Diebold--Because Democracy is Too Important to be Left to the People

Diebold apparently never heard of Murphy's Law.

As Elections Near, Officials Challenge Balloting Security
As the Leon County supervisor of elections, Ion Sancho's job is to make sure voting is free of fraud. But the most brazen effort lately to manipulate election results in this Florida locality was carried out by Sancho himself.

Four times over the past year Sancho told computer specialists to break in to his voting system. And on all four occasions they did, changing results with what the specialists described as relatively unsophisticated hacking techniques. To Sancho, the results showed the vulnerability of voting equipment manufactured by Ohio-based Diebold Election Systems, which is used by Leon County and many other jurisdictions around the country.

Sancho's most recent demonstration was last month. Harri Hursti, a computer security expert from Finland, manipulated the "memory card" that records the votes of ballots run through an optical scanning machine.

Then, in a warehouse a few blocks from his office in downtown Tallahassee, Sancho and seven other people held a referendum. The question on the ballot: "Can the votes of this Diebold system be hacked using the memory card?"
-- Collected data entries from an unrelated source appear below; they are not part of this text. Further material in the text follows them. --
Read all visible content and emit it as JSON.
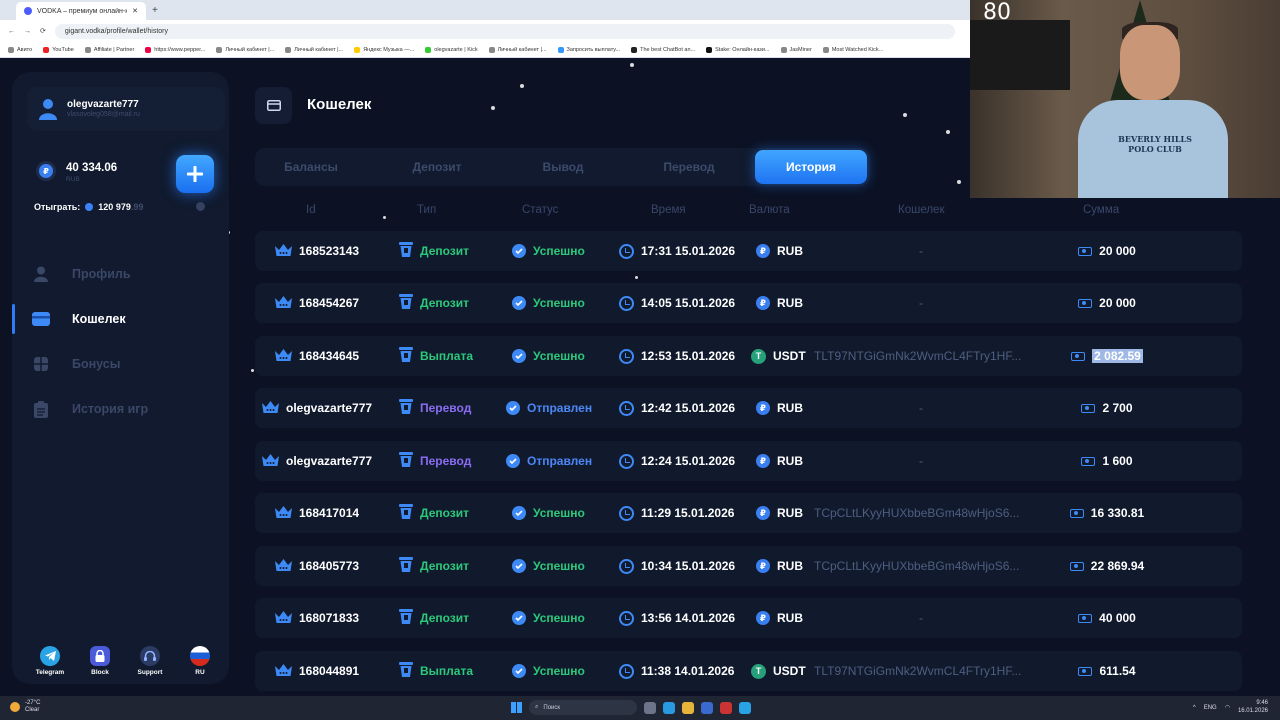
{
  "browser": {
    "tab_title": "VODKA – премиум онлайн-ка...",
    "tab_close": "✕",
    "new_tab": "+",
    "url": "gigant.vodka/profile/wallet/history",
    "bookmarks": [
      "Авито",
      "YouTube",
      "Affiliate | Partner",
      "https://www.pepper...",
      "Личный кабинет |...",
      "Личный кабинет |...",
      "Яндекс Музыка —...",
      "olegvazarte | Kick",
      "Личный кабинет |...",
      "Запросить выплату...",
      "The best ChatBot an...",
      "Stake: Онлайн-кази...",
      "JasMiner",
      "Most Watched Kick..."
    ]
  },
  "sidebar": {
    "username": "olegvazarte777",
    "email": "vlasovoleg058@mail.ru",
    "balance": "40 334.06",
    "currency": "RUB",
    "plus_label": "+",
    "wager_label": "Отыграть:",
    "wager_value": "120 979",
    "wager_frac": ".99",
    "nav": [
      {
        "label": "Профиль",
        "icon": "user-icon"
      },
      {
        "label": "Кошелек",
        "icon": "wallet-icon"
      },
      {
        "label": "Бонусы",
        "icon": "gift-icon"
      },
      {
        "label": "История игр",
        "icon": "clipboard-icon"
      }
    ],
    "footer": [
      {
        "label": "Telegram",
        "icon": "telegram-icon",
        "color": "#2aa3e6"
      },
      {
        "label": "Block",
        "icon": "lock-icon",
        "color": "#5b6ff0"
      },
      {
        "label": "Support",
        "icon": "headset-icon",
        "color": "#3a4f80"
      },
      {
        "label": "RU",
        "icon": "russia-flag-icon",
        "color": "#d52b1e"
      }
    ]
  },
  "header": {
    "title": "Кошелек"
  },
  "tabs": [
    "Балансы",
    "Депозит",
    "Вывод",
    "Перевод",
    "История"
  ],
  "active_tab": "История",
  "table": {
    "columns": [
      "Id",
      "Тип",
      "Статус",
      "Время",
      "Валюта",
      "Кошелек",
      "Сумма"
    ],
    "rows": [
      {
        "id": "168523143",
        "type": "Депозит",
        "status": "Успешно",
        "time": "17:31 15.01.2026",
        "cur": "RUB",
        "wallet": "-",
        "amount": "20 000"
      },
      {
        "id": "168454267",
        "type": "Депозит",
        "status": "Успешно",
        "time": "14:05 15.01.2026",
        "cur": "RUB",
        "wallet": "-",
        "amount": "20 000"
      },
      {
        "id": "168434645",
        "type": "Выплата",
        "status": "Успешно",
        "time": "12:53 15.01.2026",
        "cur": "USDT",
        "wallet": "TLT97NTGiGmNk2WvmCL4FTry1HF...",
        "amount": "2 082.59"
      },
      {
        "id": "olegvazarte777",
        "type": "Перевод",
        "status": "Отправлен",
        "time": "12:42 15.01.2026",
        "cur": "RUB",
        "wallet": "-",
        "amount": "2 700"
      },
      {
        "id": "olegvazarte777",
        "type": "Перевод",
        "status": "Отправлен",
        "time": "12:24 15.01.2026",
        "cur": "RUB",
        "wallet": "-",
        "amount": "1 600"
      },
      {
        "id": "168417014",
        "type": "Депозит",
        "status": "Успешно",
        "time": "11:29 15.01.2026",
        "cur": "RUB",
        "wallet": "TCpCLtLKyyHUXbbeBGm48wHjoS6...",
        "amount": "16 330.81"
      },
      {
        "id": "168405773",
        "type": "Депозит",
        "status": "Успешно",
        "time": "10:34 15.01.2026",
        "cur": "RUB",
        "wallet": "TCpCLtLKyyHUXbbeBGm48wHjoS6...",
        "amount": "22 869.94"
      },
      {
        "id": "168071833",
        "type": "Депозит",
        "status": "Успешно",
        "time": "13:56 14.01.2026",
        "cur": "RUB",
        "wallet": "-",
        "amount": "40 000"
      },
      {
        "id": "168044891",
        "type": "Выплата",
        "status": "Успешно",
        "time": "11:38 14.01.2026",
        "cur": "USDT",
        "wallet": "TLT97NTGiGmNk2WvmCL4FTry1HF...",
        "amount": "611.54"
      }
    ]
  },
  "webcam": {
    "counter": "80",
    "shirt_text": "BEVERLY HILLS POLO CLUB"
  },
  "taskbar": {
    "temp": "-27°C",
    "weather": "Clear",
    "search_placeholder": "Поиск",
    "lang": "ENG",
    "time": "9:46",
    "date": "16.01.2026"
  }
}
Two people marked yes on their ballots, and six no. The optical scan machine read the ballots, and the data were transmitted to a final tabulator. The result? Seven yes, one no.

"Was it possible for a disgruntled employee to do this and not have the elections administrator find out?" Sancho asked. "The answer was yes."

Diebold and some officials have criticized Sancho's experiments and said his conclusions about the vulnerability of electronic voting systems are unfounded.

What Sancho did "is analogous to if I gave you the keys to my house and told you when I was gone," said David Bear, a Diebold spokesman. As Bear sees it, Sancho's experiment involved giving hackers "complete unfettered access" to the equipment, something a responsible elections administrator would never allow.
A refresher in Applied Murphology for the programmers at Diebold:

Weinberg's Second Law: If builders built buildings the way programmers wrote programs, then the first woodpecker that came along would destroy civilization.

Lubarsky's Law of Cybernetic Entomology: There's always one more bug.

And, from The Recommended Practices Committee of the International Society of Philosophical Engineers' Universal Laws For Naive Engineers: Salespeople's claims for performance should be multiplied by a factor of 0.25.

Make that a factor of 0.025 when the company president is a big Bush campaign contributor.